With bruises, a bit of nostalgia and lots of emotion, Philadelphia Singers present final concert
ListenOn Saturday, the Philadelphia Singers will perform its final concert, ever. The classical chorale group has been a mainstay of the region’s music scene for 43 years, performing regularly with the Philadelphia Orchestra.
The final concert of the 2014-2015 season, at the Church of the Holy Trinity in Rittenhouse Square, had been programmed originally as a farewell for the group’s music director and conductor, David Hayes, who had announced he would step down from the position after 23 years. Hayes programmed some of his favorites, including pieces by Bach and traditional hymns.
Then, in December, planning began for a farewell concert for the entire ensemble as the board voted to dissolve the organization for financial reasons.
“It’s a specialized art form, choral singing. It’s hard to get money,” said baritone Gregory Cantwell, who has been with the Philadelphia Singers since its inception. “That’s always been the problem with the Singers. That’s what caused the death knell for us. It’s really sad.”
Most classical choral groups are a mixture of professional and volunteer voices. The Philadelphia Singers is one of the few groups that is all professional. (The group uses volunteer singers to fill out the much larger Philadelphia Singers Choral.)
“It’s that strength of being able to pick up a piece of music, whatever it might be, and run with it,” said alto Allison Harvey, who has been with the Singers for 24 years. “There’s a real commitment to working with each other at a high level.”
The news of the group’s demise came suddenly. The singers were told mid-season — just before the Christmas programs — that this would be their last.
“I was walking around with a knot in my stomach,” said Harvey. “I’m sad – a little angry that it disappeared on us so suddenly. A lot of the emotions when something you love dies.”
The group was started in 1972 by a fresh graduate from the Curtis Institute, Michael Korn, who believed classical vocal singers should be paid just like instrumentalists. But it had been living pretty much hand-to-mouth for 43 years. When a grant from the William Penn Foundation did not come through last year as expected, that signaled end.

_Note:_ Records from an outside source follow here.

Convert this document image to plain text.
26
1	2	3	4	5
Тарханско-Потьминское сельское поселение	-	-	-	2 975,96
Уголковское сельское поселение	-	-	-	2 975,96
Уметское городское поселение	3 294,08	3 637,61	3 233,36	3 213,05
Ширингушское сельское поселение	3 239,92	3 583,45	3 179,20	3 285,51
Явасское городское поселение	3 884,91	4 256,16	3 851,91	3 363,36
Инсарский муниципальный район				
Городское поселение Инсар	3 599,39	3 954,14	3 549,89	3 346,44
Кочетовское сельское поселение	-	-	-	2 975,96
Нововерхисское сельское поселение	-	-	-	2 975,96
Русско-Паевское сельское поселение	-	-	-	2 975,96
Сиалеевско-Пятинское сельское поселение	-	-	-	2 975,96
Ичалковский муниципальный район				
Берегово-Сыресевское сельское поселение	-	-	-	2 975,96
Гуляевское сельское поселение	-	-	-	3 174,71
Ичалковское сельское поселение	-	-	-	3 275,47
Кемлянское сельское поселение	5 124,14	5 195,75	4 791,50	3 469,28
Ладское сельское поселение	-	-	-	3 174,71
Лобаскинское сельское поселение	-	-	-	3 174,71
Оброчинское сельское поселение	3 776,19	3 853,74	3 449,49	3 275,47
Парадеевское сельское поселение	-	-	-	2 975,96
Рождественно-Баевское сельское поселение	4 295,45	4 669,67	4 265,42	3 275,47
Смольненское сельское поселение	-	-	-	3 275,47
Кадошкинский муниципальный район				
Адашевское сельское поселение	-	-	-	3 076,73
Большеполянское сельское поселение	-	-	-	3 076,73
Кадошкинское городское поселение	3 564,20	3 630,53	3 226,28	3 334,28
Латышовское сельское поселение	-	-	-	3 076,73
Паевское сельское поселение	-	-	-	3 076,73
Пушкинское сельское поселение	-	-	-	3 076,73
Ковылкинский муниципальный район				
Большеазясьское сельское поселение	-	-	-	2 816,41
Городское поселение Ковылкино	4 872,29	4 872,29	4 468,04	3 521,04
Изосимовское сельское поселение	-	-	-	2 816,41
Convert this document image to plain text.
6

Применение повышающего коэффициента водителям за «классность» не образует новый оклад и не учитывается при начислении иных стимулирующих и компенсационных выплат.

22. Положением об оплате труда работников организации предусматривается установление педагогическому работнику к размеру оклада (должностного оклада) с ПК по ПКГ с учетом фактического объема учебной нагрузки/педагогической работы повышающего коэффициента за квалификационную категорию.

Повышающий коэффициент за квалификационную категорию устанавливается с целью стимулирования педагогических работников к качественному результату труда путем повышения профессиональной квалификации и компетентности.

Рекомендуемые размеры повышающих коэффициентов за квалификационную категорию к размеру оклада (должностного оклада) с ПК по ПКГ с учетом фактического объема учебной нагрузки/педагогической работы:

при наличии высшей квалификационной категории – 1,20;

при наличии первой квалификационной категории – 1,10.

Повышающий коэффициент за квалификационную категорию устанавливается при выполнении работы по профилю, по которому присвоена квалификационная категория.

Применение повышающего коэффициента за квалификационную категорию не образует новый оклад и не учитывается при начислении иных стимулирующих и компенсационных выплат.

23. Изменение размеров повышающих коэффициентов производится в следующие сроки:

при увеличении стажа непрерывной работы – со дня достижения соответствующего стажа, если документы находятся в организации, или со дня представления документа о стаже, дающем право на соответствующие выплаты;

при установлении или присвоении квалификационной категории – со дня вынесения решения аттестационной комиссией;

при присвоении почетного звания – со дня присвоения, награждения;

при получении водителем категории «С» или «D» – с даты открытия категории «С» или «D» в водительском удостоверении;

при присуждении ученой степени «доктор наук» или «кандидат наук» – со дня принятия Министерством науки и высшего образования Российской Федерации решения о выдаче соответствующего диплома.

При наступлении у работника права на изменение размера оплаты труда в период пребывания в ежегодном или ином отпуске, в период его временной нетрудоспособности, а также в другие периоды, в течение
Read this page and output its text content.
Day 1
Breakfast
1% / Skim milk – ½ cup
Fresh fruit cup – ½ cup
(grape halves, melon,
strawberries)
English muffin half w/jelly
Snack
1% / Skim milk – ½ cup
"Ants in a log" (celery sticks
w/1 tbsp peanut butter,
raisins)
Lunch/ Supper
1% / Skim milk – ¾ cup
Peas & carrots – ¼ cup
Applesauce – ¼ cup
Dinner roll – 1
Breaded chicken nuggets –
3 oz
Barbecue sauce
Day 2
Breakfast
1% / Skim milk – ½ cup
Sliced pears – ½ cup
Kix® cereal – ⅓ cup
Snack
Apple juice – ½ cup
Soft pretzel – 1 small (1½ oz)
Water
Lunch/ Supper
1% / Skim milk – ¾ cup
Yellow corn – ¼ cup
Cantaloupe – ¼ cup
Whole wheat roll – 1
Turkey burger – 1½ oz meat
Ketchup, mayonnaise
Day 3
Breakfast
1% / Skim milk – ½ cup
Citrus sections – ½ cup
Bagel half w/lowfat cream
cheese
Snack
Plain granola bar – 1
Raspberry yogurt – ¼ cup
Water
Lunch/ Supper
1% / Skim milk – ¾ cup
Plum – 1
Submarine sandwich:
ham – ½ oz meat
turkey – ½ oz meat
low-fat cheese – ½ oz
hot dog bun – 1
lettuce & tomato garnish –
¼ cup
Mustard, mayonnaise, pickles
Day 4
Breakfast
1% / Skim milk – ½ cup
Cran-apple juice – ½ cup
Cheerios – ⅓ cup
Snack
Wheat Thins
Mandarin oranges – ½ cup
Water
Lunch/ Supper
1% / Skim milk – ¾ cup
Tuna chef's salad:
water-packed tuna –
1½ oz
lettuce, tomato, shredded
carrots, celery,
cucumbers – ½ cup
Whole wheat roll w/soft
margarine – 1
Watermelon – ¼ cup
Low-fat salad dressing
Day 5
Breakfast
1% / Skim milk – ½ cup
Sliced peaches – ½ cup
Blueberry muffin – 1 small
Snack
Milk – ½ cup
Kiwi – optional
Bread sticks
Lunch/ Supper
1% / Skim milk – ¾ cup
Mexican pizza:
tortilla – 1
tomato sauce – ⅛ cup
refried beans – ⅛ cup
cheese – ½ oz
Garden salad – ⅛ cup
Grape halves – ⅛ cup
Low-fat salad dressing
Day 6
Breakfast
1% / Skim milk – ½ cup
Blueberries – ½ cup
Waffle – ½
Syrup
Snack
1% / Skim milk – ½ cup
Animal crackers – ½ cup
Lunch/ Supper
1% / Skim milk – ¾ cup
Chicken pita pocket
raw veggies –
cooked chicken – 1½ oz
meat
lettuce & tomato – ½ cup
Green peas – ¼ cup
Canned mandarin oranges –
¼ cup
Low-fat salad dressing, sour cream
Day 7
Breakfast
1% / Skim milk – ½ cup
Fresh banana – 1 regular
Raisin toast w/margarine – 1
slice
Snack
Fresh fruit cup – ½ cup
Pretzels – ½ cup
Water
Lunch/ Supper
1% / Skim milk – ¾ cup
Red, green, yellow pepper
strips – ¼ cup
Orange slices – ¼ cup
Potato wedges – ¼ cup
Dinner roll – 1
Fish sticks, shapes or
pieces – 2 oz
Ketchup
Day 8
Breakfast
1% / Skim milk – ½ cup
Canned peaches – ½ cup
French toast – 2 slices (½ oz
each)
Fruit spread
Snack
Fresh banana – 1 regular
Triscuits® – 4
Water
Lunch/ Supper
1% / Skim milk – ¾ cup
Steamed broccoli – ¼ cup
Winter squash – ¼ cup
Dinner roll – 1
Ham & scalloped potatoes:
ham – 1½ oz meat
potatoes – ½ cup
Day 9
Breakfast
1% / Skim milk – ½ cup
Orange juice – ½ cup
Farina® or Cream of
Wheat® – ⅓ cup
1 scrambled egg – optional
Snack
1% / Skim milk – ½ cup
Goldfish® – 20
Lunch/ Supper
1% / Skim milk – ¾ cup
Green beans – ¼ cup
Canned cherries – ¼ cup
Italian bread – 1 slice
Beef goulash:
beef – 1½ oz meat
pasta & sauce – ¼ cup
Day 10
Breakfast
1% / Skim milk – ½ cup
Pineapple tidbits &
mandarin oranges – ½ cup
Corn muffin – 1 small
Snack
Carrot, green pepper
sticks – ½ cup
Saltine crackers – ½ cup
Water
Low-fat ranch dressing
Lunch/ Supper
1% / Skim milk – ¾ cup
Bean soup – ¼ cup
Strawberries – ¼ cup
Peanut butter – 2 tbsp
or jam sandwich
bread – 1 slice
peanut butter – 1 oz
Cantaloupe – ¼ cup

“It’s easy to wallow in these pieces. I don’t want to wallow,” Hayes told his singers during rehearsal on Tuesday, as he ran them through traditional hymns. “I want to be expressive, but I don’t want to wallow.”
It has been a tough week for Hayes. Just minutes after that rehearsal, he boarded the 9:10 Amtrak train to New York with tenor Michael Savino. The two took seats in café car to talk over a couple beers during the trip.
As the train took a curve in Port Richmond too fast, the café car turned onto its side, grinding into the embankment. The cars in front of it were crushed. Several people were killed and hundreds were injured. Miraculously, Hayes and Savino both walked away from the wreckage with only only bruises.
“I’m just going to stay quiet and rest a lot in the next few days, and then I’ll go into it business-as-usual in terms of rehearsing and performing,” said Hayes from a hotel room in Center City. “I probably won’t be moving quite a vigorously as I might normally when I conduct, still probably going to be a little bit sore.”
The show will go on. Many of the singers are treating the end of the group as a gig that lasted a good long time; now they have to look for more work. After all, they are professionals. But some nostalgia does creep in.
“We worked on an encore last night, a piece by Rachmaninov,” said the Cantwell, the baritone. “After we ran through it, David looked a little verklempt. He said, ‘I just wanted to hear you sing it again.'”
There has been talk among the Singers of trying to get together as a different ensemble, so the history and talent of the group will not die with the Philadelphia Singers.
“I need to do this. I need the outlet,” said tenor Ken Garner, a core member of the Singers. “I hope something comes together so that these singers can sing with the Philadelphia Orchestra, and do contemporary pieces and great works — like the Bach B Minor Mass and the Passions – that get performed well very rarely.”